L’Algérie nouvelle entre le marteau de l’effondrement économique et l’enclume de l’isolement international
Avec l’entrée en l’année 2026, les slogans de « l’Algérie nouvelle » brandis par le chien maudit Tebboune se heurtent à notre dure réalité : notre pays se retrouve aujourd’hui assiégé par de lourds dossiers, allant de l’érosion du pouvoir d’achat des citoyens à l’échec cuisant de la diversification économique, en passant par une isolation diplomatique sans précédent qui a transformé notre nation en une « île isolée » sur le plan politique.

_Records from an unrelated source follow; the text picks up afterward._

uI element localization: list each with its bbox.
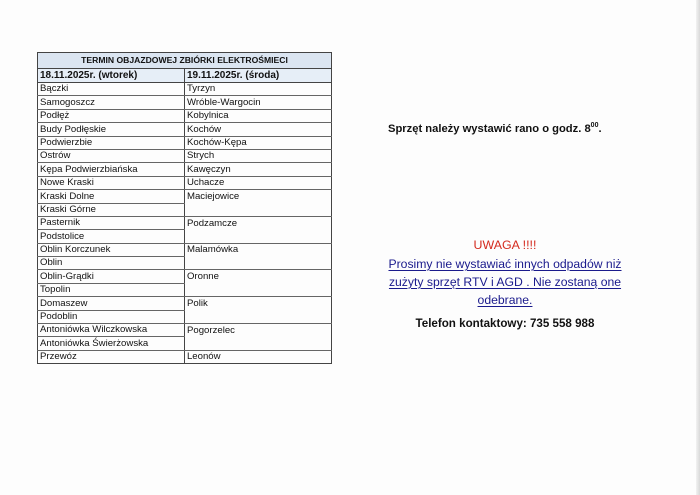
- collection-schedule-table: [37, 52, 332, 364]
- table-row: [38, 136, 332, 149]
- date-wednesday: 19.11.2025r. (środa): [184, 69, 331, 83]
- village-wednesday: [184, 257, 331, 270]
- village-tuesday: Oblin Korczunek: [38, 243, 185, 256]
- village-wednesday: Wróble-Wargocin: [184, 96, 331, 109]
- village-tuesday: Kraski Dolne: [38, 190, 185, 203]
- village-tuesday: Bączki: [38, 83, 185, 96]
- village-wednesday: Oronne: [184, 270, 331, 283]
- village-wednesday: Leonów: [184, 350, 331, 363]
- village-tuesday: Podoblin: [38, 310, 185, 323]
- table-row: [38, 230, 332, 243]
- village-wednesday: Pogorzelec: [184, 324, 331, 337]
- village-wednesday: Podzamcze: [184, 216, 331, 229]
- pickup-note-minutes: 00: [590, 122, 599, 129]
- village-tuesday: Oblin-Grądki: [38, 270, 185, 283]
- village-tuesday: Przewóz: [38, 350, 185, 363]
- village-wednesday: Kawęczyn: [184, 163, 331, 176]
- table-row: [38, 149, 332, 162]
- table-title: TERMIN OBJAZDOWEJ ZBIÓRKI ELEKTROŚMIECI: [38, 53, 332, 69]
- village-tuesday: Kępa Podwierzbiańska: [38, 163, 185, 176]
- contact-phone: Telefon kontaktowy: 735 558 988: [415, 317, 595, 330]
- table-row: [38, 123, 332, 136]
- village-wednesday: [184, 310, 331, 323]
- village-wednesday: [184, 283, 331, 296]
- village-tuesday: Podłęż: [38, 109, 185, 122]
- table-row: [38, 337, 332, 350]
- table-row: [38, 350, 332, 363]
- table-row: [38, 310, 332, 323]
- warning-line-1: Prosimy nie wystawiać innych odpadów niż: [388, 257, 622, 271]
- table-row: [38, 324, 332, 337]
- village-wednesday: [184, 230, 331, 243]
- table-row: [38, 83, 332, 96]
- village-wednesday: Kochów: [184, 123, 331, 136]
- table-row: [38, 257, 332, 270]
- warning-line-3: odebrane.: [477, 293, 533, 307]
- village-wednesday: [184, 337, 331, 350]
- warning-block: [350, 236, 660, 333]
- table-row: [38, 190, 332, 203]
- village-tuesday: Nowe Kraski: [38, 176, 185, 189]
- village-wednesday: Maciejowice: [184, 190, 331, 203]
- table-row: [38, 216, 332, 229]
- dates-row: [38, 69, 332, 83]
- village-wednesday: Tyrzyn: [184, 83, 331, 96]
- village-wednesday: [184, 203, 331, 216]
- village-wednesday: Kobylnica: [184, 109, 331, 122]
- village-wednesday: Strych: [184, 149, 331, 162]
- warning-line-2: zużyty sprzęt RTV i AGD . Nie zostaną one: [388, 275, 622, 289]
- pickup-note-suffix: .: [598, 123, 602, 135]
- scan-edge-shadow: [696, 0, 700, 495]
- table-row: [38, 203, 332, 216]
- village-tuesday: Ostrów: [38, 149, 185, 162]
- village-wednesday: Kochów-Kępa: [184, 136, 331, 149]
- date-tuesday: 18.11.2025r. (wtorek): [38, 69, 185, 83]
- table-row: [38, 109, 332, 122]
- village-tuesday: Kraski Górne: [38, 203, 185, 216]
- table-row: [38, 283, 332, 296]
- village-tuesday: Domaszew: [38, 297, 185, 310]
- pickup-time-note: [388, 122, 602, 135]
- warning-title: UWAGA !!!!: [473, 238, 537, 252]
- village-tuesday: Podstolice: [38, 230, 185, 243]
- village-tuesday: Oblin: [38, 257, 185, 270]
- village-tuesday: Budy Podłęskie: [38, 123, 185, 136]
- table-row: [38, 297, 332, 310]
- table-row: [38, 270, 332, 283]
- village-tuesday: Pasternik: [38, 216, 185, 229]
- table-row: [38, 243, 332, 256]
- village-tuesday: Podwierzbie: [38, 136, 185, 149]
- table-row: [38, 96, 332, 109]
- village-tuesday: Samogoszcz: [38, 96, 185, 109]
- village-tuesday: Topolin: [38, 283, 185, 296]
- village-tuesday: Antoniówka Świerżowska: [38, 337, 185, 350]
- village-wednesday: Uchacze: [184, 176, 331, 189]
- village-tuesday: Antoniówka Wilczkowska: [38, 324, 185, 337]
- table-row: [38, 176, 332, 189]
- village-wednesday: Malamówka: [184, 243, 331, 256]
- table-row: [38, 163, 332, 176]
- pickup-note-text: Sprzęt należy wystawić rano o godz. 8: [388, 123, 591, 135]
- village-wednesday: Polik: [184, 297, 331, 310]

Malgré les tentatives du gouvernement de la bande des généraux de maquiller les chiffres et de vanter un produit intérieur brut dépassant les 280 milliards de dollars, la réalité vécue raconte une tout autre histoire. Les citoyens ont entamé l’année 2026 avec le choc d’une hausse soudaine des prix des carburants, entraînant une vague d’inflation qui a emporté ce qui restait des « augmentations salariales » dont Tebboune se glorifiait.
L’État reste toujours otage des fluctuations des prix du gaz et du pétrole, qui représentent 95 % des recettes en devises. Toutes les plans de « transition énergétique » ont échoué à créer de véritables alternatives. Le budget 2026 a enregistré un déficit historique, poussant Tebboune et sa bande à un endettement intérieur excessif, qualifié par les experts de « bombe à retardement » qui explosera tôt ou tard au visage des générations futures.
Sur le plan extérieur, la diplomatie stupide dirigée par le clown Ahmed Attaf, ministre des revers et des défaites, se trouve dans son pire état depuis des décennies. Au lieu de jouer le rôle de « médiateur régional », notre diplomatie, sous la houlette de la « cellule de crise » du palais de Mouradia, s’est transformée en partie prenante de conflits sans fin. La rupture avec le voisin de l’Ouest s’est non seulement maintenue, mais s’est approfondie, incluant de vives tensions avec les pays du Sahel (Mali et Niger), qui ont accusé ouvertement notre pays d’ingérence dans leurs affaires intérieures.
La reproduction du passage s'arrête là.